Up until the 1920s, Portugal’s main exports to Japan were wine and cork, the latter used in naval construction. Portuguese diplomats promoting trade and relations with Japan at that time included José da Silva Loureiro, Eduardo Pereira, Venceslau de Moraes – who later became consul in Kobe and a prominent writer on Japanese culture – and Batalha de Freitas.
During the earlier Nanban period, the Portuguese language had been widely used across Japan. But the first Japanese education provider to introduce Portuguese in its curriculum was the Tokyo Commercial High School (now the Tokyo University of Foreign Studies), when Professor João Abranches Pinto started teaching the language in 1917.
When Japan sided with Germany and Italy in World War II, Portugal – as a neutral country – maintained its diplomatic relations. While Japan’s Imperial Army occupied Guangzhou and Hong Kong in the 1940s, as well as Portuguese Timor, Macao avoided this fate.
Portugal-Japan ties in the modern era
A turning point for Portugal and Japan relations came in 1964 when Portugal sent 20 athletes to compete in Tokyo’s Summer Olympics. The Portuguese ambassadors Armando Martins and Almeida Coutinho also improved the two countries’ cultural and commercial ties, laying the foundations for several significant developments between the late 1960s and early 1970s. Japanese universities, for example, began offering courses in the Portuguese language.
The Portuguese company Salvador Caetano started importing Toyota vehicles, while the Portuguese shipping company Soponata used Japanese shipyards for its huge oil tankers. At Expo ‘70, the 1970 world fair held in Osaka, the Portuguese pavilion boasted a replica of a monument on the island of Tanegashima (where the first Portuguese to reach Japan were shipwrecked) representing friendship between the nations. Japan was also the first country to buy petrol from then-Portuguese Angola.

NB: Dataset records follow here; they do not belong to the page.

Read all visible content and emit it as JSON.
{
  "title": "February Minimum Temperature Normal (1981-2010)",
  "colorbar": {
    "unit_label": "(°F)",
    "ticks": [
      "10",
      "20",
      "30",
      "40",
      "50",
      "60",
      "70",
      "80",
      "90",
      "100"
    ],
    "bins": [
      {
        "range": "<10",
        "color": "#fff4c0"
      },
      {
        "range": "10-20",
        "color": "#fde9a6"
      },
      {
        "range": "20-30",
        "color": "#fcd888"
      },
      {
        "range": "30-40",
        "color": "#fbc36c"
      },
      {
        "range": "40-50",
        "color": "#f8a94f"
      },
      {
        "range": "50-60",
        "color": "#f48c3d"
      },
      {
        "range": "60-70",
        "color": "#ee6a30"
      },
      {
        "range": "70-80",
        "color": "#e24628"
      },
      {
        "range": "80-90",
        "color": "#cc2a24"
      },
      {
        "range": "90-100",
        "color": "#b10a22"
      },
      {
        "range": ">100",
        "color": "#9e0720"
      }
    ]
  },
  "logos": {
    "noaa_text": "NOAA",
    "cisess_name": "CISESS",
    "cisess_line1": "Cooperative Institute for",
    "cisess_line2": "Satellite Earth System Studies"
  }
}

The 1970s were also a time of major political, social, and economic upheaval in Portugal. As its anti-colonialist Carnation Revolution overthrew the authoritarian Estado Novo regime in 1974, Portugal’s African territories gained independence – sparking a mass exodus of Portuguese citizens, who became refugees. Macao remained under Portuguese administration until its 1999 handover to China; incidentally, the 1990s also saw the Japanese public become increasingly interested in Portuguese music, art, cinema, and sports. There were many state and private visits between the countries’ respective leaders. As an example, Emperor Akihito and Empress Michiko went to Portugal on an unofficial visit in 1998.
After 480 years, Portugal will always be Japan’s oldest friend in the West. The fact that Portuguese-administered Macao served as the nexus for the two countries’ ties throughout the centuries, picking up again after the end of Sakoku, makes for a strong connection between the Macao Special Administrative Region and Japan today.